Experts warn Ebola could spread beyond the five West African countries that are already hit: Guinea, Liberia, Nigeria, Senegal and Sierra Leone.
The top priority is providing protective gear to health workers in the affected areas and ensuring that they receive hazard pay, said Dr. David Nabarro, who is coordinating the U.N. response to the unprecedented outbreak.
Doctors and nurses have been especially vulnerable to Ebola because they work closely with Ebola patients, whose bodily fluids spread the virus. Dr. Rick Sacra, 51, from the Boston area, is currently infected in Liberia, his missionary organization said Wednesday.
There now have been about 3,500 cases, WHO confirmed. Echoing the urgency, American officials on Wednesday warned that Ebola is likely to spread to still more countries.
“This is not an African disease. This is a virus that is a threat to all humanity,” Gayle Smith, special assistant to President Barack Obama and senior director at the National Security Council, told reporters during a telephone briefing.
Many on the ground have said there aren’t enough protective suits for health workers, who have become infected in large numbers in this outbreak. The U.S. government is “ramping up significantly” donations of protective gear, said Smith.
The key to solving the outbreak will be implementing measures used in all previous outbreaks: isolating and treating the sick, monitoring their contacts for signs of disease and safely burying the dead, said Tom Kenyon, of the U.S. Centers for Disease Control and Prevention.
“There is a window of opportunity but it’s closing with each and every day that we delay in getting measures in place,” he said.
Kenyon said experimental vaccines and treatments would not be available in time to make a difference. One such experimental drug is ZMapp, which has been given to seven people so far in this outbreak. The company has said that all of its doses are now exhausted, and it will be months before more can be made.
It is also still not clear if the drug is effective, since human trials have not yet been carried out. Two of the people who received ZMapp died, while five others survived including William Pooley, a British nurse who was discharged Wednesday from a London hospital.

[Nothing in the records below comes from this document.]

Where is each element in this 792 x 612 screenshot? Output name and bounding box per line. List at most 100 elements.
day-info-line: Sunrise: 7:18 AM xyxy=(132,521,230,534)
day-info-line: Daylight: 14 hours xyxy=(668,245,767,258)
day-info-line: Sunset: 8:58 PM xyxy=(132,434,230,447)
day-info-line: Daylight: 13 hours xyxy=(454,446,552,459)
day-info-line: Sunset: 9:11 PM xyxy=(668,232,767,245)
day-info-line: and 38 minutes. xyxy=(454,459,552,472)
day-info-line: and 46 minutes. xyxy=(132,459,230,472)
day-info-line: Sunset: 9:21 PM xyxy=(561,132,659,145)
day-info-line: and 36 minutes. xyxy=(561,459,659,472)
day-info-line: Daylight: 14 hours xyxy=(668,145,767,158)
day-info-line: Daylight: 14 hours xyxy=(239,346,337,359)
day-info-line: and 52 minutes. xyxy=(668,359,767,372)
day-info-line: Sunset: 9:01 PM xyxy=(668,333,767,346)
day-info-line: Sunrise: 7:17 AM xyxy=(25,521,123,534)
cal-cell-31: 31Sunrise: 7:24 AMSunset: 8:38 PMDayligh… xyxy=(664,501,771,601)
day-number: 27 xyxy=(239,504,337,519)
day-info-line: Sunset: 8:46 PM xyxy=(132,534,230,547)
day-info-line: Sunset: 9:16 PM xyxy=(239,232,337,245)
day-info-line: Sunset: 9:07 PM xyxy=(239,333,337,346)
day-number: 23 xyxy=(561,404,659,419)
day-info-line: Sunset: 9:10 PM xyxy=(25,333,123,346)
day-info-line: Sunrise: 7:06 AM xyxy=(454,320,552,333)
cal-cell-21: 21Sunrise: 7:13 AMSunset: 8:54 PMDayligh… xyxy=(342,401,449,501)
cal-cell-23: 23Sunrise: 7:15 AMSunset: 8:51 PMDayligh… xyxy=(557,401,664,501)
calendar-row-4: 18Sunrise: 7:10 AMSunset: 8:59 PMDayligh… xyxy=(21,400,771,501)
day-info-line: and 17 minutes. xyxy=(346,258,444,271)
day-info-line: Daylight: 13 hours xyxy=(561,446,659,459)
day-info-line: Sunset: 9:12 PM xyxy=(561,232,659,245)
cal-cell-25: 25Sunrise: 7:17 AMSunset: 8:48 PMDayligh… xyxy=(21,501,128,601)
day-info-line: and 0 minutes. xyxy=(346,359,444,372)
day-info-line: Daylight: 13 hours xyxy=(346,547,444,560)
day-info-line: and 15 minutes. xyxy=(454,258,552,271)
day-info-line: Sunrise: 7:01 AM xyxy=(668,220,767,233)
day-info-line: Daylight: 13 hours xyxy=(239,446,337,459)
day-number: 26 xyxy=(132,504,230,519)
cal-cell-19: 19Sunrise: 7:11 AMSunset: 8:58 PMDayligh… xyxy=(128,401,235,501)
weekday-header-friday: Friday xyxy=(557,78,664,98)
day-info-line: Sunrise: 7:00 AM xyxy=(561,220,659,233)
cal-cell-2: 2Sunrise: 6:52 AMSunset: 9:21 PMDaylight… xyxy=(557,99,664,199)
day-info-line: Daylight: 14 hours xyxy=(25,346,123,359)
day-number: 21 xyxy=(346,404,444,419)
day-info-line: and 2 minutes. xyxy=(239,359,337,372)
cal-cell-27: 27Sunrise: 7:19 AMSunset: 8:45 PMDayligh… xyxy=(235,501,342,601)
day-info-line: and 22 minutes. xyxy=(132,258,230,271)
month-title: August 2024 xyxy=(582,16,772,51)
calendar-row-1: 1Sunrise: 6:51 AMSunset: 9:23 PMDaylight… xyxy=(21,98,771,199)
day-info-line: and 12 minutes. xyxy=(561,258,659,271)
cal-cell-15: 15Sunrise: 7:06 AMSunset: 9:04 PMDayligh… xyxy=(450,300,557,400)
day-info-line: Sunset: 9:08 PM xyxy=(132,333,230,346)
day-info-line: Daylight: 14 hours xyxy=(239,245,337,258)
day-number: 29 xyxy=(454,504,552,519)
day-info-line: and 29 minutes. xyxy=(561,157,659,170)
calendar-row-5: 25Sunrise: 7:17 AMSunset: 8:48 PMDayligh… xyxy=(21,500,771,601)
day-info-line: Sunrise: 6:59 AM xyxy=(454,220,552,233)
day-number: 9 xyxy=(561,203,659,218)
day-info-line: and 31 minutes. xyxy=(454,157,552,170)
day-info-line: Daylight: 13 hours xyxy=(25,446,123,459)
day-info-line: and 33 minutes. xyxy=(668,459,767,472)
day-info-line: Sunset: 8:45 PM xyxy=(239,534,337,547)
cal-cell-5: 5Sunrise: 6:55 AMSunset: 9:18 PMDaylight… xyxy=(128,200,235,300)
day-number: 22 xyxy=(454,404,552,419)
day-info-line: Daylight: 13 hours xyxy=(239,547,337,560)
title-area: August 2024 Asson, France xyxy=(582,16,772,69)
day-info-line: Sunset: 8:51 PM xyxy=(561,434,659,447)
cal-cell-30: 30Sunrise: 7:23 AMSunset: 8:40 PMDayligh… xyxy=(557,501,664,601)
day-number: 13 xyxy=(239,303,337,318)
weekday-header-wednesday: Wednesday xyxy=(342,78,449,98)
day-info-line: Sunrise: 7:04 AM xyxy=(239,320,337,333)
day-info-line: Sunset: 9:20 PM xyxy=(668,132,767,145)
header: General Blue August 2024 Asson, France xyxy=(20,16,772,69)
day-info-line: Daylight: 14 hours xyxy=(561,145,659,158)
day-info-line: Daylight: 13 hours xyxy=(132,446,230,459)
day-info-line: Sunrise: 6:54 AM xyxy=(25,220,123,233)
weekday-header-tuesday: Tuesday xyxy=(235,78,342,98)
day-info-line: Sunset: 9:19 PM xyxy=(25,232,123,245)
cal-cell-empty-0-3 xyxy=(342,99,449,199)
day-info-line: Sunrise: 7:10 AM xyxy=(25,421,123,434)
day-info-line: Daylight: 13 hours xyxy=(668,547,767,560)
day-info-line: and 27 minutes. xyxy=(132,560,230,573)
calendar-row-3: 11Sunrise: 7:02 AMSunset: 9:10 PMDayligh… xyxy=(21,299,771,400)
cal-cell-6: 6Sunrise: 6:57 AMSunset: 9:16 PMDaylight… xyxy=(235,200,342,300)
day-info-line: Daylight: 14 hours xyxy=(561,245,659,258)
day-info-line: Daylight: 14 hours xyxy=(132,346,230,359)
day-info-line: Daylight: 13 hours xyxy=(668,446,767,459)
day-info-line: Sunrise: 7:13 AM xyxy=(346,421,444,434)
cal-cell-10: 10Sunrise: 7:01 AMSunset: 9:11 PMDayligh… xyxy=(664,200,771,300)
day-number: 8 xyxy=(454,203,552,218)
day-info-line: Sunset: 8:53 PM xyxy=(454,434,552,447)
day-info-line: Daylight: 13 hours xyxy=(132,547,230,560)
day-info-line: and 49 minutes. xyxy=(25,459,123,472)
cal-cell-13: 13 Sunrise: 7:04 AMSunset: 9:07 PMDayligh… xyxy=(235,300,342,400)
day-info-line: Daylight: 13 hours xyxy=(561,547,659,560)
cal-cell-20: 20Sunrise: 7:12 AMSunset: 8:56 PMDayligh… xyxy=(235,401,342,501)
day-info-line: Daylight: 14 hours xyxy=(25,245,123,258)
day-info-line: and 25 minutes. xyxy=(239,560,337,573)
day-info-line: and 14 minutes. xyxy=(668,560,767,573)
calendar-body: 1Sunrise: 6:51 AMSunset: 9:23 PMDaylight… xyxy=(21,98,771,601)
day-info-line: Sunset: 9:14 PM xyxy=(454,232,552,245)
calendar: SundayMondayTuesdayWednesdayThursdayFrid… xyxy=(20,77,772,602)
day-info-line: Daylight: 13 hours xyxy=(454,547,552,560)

Pooley, 29, contracted Ebola while working in Sierra Leone and was flown back to Britain on Aug. 24 where he was cared for in a special isolation unit at the Royal Free Hospital.
“I was very lucky in several ways: Firstly in the standard of care that I received, which is a world apart from what people are receiving in West Africa, despite various organizations’ best efforts,” Pooley told reporters. “The other difference is that my symptoms never progressed to the worst stage of the disease.”